A reafirmação de uma dimensão política sobre a dimensão burocrática exige
amplos esforços para levar a reforma administrativa à Administração Pública
(Machado, 1999), esforços esses que, se acredita, derivam implicitamente do «
paradigma da Escolha Pública» , que defende que o poder dos políticos, em
especial dos que compõem os órgãos executivos públicos, deve ser aumentado à
custa da diminuição do poder da burocracia, referindo-se a este propósito
(Peters et al., 1999) que, para controlar o poder da burocracia, ou
burocracias, se sugere um conjunto de actuações, a saber:
· Manipulação das estruturas, criando gabinetes que complementem as estruturas
existentes e tradicionalmente dominadas pelos funcionários;
· Controlo do recrutamento nos postos mais elevados;
· Tentar mudar as atitudes e a cultura das pessoas que ocupam os postos mais
elevados e de maior responsabilidade, independentemente do recrutamento se
fazer por critérios políticos ou não; e
· Alterar o nível em que se tomam as decisões.
O estudo da relação entre política e burocracia ganha maior relevância no
âmbito dos níveis mais elevados da Administração Pública, em particular os
dirigentes, na medida em que as mudanças propostas mundialmente para alterar o
aparelho estatal requerem a construção de «coligações» entre as lideranças
políticas partidárias e/ou vinculadas ao Governo e os ocupantes de cargos de
alta direcção/dirigentes. Há poucas indicações de como ocorre o equilíbrio dos
ditames da burocracia com os da política. Ao contrário, procura-se geralmente
estabelecer uma resposta tecnocrática como solução, tentando separar
radicalmente a actuação técnica dos funcionários de carreira, considerada
meritocrática, do padrão imposto pelos políticos, classificado quase sempre
como clientelista (Loureiro et al., 1998).
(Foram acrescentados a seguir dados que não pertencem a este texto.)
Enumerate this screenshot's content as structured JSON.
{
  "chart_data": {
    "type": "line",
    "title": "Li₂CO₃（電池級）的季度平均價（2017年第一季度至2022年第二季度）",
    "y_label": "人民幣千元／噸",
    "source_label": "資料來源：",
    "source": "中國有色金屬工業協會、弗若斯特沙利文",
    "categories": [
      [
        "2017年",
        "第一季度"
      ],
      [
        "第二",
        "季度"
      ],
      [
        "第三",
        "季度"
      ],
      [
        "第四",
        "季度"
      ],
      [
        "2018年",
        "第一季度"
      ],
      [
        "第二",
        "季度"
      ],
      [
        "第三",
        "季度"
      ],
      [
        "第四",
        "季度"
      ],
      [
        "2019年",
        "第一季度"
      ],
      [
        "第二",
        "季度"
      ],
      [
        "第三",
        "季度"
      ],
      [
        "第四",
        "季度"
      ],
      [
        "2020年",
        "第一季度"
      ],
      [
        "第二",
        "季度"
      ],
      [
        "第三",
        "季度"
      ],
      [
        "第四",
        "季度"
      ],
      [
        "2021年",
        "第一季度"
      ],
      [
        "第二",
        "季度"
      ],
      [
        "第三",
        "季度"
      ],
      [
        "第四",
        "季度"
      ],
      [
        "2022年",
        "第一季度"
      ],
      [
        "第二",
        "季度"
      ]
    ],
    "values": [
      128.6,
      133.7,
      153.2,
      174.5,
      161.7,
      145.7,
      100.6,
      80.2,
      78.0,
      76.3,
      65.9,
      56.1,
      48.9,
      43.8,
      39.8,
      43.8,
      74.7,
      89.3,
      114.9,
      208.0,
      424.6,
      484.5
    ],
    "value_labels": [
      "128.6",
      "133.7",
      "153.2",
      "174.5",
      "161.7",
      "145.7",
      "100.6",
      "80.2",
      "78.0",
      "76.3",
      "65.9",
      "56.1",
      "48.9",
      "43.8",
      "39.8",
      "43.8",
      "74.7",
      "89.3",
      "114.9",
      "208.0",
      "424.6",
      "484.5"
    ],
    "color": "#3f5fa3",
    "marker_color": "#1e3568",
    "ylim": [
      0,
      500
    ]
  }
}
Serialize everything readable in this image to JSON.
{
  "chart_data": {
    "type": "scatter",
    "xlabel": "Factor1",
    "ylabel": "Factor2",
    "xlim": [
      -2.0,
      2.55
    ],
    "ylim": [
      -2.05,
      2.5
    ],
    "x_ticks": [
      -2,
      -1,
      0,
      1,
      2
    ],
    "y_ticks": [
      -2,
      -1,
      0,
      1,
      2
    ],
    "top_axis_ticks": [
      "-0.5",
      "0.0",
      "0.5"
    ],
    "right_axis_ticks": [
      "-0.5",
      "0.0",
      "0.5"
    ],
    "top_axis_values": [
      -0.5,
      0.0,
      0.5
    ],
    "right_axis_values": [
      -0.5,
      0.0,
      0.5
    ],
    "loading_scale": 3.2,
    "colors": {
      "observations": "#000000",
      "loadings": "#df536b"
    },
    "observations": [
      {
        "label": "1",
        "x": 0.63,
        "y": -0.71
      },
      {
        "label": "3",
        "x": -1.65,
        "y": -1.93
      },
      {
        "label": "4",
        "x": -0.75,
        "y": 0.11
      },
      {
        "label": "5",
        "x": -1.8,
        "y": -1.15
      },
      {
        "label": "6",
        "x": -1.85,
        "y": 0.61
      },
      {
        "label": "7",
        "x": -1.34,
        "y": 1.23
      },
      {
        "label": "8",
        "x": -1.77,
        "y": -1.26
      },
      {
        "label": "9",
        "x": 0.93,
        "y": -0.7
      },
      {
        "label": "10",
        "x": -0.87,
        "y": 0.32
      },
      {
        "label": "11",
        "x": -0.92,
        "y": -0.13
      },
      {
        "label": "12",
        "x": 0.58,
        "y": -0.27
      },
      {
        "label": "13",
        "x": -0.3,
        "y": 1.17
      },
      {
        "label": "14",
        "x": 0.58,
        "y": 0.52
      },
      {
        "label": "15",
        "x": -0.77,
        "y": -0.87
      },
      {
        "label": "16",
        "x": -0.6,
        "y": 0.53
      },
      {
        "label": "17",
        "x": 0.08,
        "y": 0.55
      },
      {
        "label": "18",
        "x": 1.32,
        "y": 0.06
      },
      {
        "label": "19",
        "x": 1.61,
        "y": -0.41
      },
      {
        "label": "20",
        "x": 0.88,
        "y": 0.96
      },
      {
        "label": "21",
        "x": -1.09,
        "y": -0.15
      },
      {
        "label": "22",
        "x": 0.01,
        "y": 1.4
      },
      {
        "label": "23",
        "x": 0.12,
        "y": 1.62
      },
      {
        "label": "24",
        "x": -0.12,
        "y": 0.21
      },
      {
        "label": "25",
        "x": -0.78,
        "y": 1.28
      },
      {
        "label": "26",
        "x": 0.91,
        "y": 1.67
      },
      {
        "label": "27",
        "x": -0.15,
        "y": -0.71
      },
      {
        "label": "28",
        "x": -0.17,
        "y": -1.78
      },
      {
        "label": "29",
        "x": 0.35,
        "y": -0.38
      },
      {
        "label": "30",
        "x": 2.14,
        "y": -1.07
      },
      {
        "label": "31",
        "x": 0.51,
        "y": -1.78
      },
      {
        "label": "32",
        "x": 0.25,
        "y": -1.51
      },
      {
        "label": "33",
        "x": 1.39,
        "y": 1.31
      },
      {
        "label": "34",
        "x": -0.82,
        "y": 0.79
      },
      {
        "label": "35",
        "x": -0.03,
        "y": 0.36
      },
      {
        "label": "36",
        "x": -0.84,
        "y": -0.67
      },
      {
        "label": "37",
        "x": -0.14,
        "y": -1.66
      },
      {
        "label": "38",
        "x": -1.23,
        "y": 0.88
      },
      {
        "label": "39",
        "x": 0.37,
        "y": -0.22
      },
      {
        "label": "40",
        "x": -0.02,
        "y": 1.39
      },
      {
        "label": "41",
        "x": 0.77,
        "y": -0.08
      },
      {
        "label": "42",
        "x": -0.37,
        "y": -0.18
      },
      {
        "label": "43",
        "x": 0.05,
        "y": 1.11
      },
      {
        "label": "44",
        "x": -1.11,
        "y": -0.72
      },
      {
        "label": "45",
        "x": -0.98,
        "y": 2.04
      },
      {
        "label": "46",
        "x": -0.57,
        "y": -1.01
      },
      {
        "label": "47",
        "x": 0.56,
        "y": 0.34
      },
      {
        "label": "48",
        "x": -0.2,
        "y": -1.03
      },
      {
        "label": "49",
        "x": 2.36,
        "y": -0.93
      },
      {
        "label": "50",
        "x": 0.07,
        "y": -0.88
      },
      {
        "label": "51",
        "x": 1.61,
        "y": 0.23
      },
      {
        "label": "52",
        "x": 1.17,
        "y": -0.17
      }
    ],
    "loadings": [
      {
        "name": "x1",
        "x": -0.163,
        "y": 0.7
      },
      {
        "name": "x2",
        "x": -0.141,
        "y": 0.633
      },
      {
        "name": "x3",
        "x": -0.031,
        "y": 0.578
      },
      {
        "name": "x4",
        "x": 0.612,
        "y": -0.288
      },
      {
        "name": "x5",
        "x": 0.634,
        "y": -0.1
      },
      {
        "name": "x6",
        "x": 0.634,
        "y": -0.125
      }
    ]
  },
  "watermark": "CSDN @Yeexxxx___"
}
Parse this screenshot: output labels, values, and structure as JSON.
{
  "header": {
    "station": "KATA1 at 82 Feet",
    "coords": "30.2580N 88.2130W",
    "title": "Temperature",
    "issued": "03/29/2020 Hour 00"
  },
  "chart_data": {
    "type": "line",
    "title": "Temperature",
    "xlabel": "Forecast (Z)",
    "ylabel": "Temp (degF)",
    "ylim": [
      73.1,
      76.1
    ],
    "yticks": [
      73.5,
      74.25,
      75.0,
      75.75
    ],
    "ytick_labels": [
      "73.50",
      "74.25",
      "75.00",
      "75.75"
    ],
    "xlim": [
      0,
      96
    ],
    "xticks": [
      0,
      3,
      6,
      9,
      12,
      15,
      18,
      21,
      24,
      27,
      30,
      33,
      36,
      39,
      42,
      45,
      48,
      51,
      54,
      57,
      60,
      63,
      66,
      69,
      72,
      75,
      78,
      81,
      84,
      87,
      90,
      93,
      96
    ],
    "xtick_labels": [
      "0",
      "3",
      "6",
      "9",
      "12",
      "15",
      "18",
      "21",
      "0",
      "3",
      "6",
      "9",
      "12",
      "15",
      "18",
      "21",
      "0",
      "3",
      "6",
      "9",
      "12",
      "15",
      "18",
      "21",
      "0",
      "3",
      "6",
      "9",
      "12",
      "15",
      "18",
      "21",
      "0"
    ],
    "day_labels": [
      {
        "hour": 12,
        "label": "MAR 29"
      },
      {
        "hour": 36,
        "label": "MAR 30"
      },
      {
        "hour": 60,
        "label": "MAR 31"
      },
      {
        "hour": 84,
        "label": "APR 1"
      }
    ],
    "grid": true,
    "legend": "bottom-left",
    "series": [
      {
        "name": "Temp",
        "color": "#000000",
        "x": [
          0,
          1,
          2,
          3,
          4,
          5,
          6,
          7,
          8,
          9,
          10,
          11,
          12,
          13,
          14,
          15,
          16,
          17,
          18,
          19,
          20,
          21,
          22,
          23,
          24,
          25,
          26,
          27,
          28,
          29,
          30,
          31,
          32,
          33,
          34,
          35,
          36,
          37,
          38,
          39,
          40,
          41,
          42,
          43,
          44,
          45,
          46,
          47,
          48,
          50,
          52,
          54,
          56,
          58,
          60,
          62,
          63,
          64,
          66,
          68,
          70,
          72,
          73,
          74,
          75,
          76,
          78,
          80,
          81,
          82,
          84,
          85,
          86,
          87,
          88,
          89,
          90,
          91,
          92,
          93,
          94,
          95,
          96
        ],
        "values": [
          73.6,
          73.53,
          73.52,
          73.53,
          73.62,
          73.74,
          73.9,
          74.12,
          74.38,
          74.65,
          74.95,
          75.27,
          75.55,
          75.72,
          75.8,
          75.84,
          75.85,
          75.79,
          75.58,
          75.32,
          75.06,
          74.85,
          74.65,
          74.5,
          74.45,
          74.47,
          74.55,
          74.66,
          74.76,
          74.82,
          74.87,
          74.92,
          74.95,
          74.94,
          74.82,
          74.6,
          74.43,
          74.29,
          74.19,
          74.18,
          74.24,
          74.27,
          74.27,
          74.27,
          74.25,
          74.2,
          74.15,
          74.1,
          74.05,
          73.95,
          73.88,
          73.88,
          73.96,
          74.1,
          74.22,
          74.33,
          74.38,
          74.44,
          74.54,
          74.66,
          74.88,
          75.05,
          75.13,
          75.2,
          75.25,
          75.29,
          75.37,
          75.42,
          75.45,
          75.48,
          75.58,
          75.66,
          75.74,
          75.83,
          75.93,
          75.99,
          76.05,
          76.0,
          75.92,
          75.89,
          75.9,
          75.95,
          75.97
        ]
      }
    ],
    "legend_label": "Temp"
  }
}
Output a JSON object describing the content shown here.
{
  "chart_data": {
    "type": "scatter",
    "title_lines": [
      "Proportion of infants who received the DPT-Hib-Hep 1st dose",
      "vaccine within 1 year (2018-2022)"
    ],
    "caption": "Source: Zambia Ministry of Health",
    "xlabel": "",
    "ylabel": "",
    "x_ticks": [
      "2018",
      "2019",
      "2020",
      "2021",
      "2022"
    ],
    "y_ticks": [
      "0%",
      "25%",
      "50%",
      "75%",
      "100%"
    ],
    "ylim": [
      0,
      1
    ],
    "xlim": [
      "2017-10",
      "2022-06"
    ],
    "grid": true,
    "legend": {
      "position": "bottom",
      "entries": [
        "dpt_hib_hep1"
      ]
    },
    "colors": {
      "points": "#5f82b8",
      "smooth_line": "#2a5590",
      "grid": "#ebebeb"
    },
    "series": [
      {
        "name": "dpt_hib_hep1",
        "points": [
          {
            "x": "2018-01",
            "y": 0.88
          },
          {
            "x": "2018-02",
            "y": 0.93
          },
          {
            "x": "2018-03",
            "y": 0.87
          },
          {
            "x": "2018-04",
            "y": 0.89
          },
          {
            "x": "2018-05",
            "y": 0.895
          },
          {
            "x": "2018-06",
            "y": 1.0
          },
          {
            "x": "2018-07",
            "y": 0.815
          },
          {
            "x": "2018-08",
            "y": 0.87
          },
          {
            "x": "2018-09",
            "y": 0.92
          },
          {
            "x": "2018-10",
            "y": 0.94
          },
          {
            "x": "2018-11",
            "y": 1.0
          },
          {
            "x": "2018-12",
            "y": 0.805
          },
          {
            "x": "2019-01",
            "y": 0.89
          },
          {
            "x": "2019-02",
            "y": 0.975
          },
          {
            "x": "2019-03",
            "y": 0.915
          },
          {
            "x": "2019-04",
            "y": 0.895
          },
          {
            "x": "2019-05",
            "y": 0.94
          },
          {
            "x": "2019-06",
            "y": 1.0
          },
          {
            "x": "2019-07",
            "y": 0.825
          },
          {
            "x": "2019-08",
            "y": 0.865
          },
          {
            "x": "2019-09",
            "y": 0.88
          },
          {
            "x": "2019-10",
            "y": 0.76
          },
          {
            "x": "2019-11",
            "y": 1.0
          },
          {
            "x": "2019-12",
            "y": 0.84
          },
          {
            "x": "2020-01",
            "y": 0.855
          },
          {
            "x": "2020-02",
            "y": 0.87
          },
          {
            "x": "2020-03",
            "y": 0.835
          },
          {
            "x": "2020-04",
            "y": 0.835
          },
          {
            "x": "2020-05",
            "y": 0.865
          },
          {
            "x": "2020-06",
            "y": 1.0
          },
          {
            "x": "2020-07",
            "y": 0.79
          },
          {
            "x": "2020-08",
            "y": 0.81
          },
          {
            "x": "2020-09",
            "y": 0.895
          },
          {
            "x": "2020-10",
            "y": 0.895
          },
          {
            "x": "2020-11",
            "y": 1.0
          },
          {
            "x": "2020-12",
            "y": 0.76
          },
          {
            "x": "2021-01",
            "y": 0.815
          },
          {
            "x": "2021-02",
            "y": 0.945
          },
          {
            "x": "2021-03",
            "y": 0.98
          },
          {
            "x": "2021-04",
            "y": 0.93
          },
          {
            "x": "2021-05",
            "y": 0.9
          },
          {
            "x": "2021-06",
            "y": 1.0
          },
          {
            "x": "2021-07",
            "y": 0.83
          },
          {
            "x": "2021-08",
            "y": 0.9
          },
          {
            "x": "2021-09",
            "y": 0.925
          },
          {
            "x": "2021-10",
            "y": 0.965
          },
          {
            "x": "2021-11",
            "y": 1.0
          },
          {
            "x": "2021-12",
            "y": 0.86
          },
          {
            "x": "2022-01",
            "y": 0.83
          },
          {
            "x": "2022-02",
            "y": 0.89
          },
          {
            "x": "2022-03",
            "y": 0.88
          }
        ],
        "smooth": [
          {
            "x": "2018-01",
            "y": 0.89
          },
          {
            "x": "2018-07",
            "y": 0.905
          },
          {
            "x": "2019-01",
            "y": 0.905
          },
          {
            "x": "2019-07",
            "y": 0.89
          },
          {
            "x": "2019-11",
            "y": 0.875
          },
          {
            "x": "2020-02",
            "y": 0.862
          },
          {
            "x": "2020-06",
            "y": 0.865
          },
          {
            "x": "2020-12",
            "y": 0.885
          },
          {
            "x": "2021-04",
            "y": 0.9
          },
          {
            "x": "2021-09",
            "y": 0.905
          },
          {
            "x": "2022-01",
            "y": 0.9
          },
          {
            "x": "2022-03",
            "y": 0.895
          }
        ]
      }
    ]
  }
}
Apesar do que se alega, é hoje consensual que a simples e única divisão do
trabalho dos burocratas e dos políticos devam coexistir em duas esferas de
actuação distintas, posição que vem sendo, aliás, diluída ao longo dos tempos,
até por comprovação de estudos empíricos. Constata-se, assim, que se trata de
uma relação mais complexa em termos de interacção.
Os burocratas vêm gradualmente ganhando espaço aos políticos na definição da
missão e dos objectivos e orientação política e, por sua vez, os políticos têm
cada vez mais necessidade de se imiscuírem ou envolver nos problemas da
Administração e da gestão. Deste modo, o burocrata como executante neutro na
óptica do desenho de Weber e de Wilson, em que não participa na elaboração das
políticas públicas tem, assim, cada vez menos consistência. Os estudos
empíricos de Aberbach, Putnam e Rockman (1981) introduziram um conjunto de
imagens que reflectem uma interacção bem mais consistente do que a adentrada
por Weber e Wilson. Um pouco mais longe vai o modelo de James Svara (1999) em
que o autor constrói um modelo (1985) a que chama de Dichotomy-Duality-Model.
Trata-se de um arquétipo inspirado no clássico modelo de decisão e no clássico
modelo de Weber (Hansen et al., 2002).
Apesar do que se expõe, hoje parece abandonada a ideia de separação radical
entre política e Administração (burocratas) (Jacosen, 2001). Políticos e
burocratas são vistos como duas esferas que se encaixam. Freitas do Amaral
(2002) salienta que a política e a Administração Pública não são actividades
insensíveis uma à outra, já que a Administração Pública sofre de influência
directa da política. Em regra, toda a Administração Pública, além de
actividades administrativas, é também execução ou desenvolvimento de uma
política. Mas, por vezes, é a própria Administração que se sobrepõe à
autoridade política, por qualquer razão enfraquecida ou incapaz, caindo-se,
então, no exercício do poder pelos funcionários (situação a que Max Weber
chamou de burocracia e Galbraith tecnocracia (idem, 2002). Permanecem, apesar
disso, algumas dúvidas, já que a distinção entre política e Administração no
plano das ideias é mais ou menos consensual, sendo que no plano prático e do
quotidiano nem sempre é tarefa exequível ao nível do seu entendimento.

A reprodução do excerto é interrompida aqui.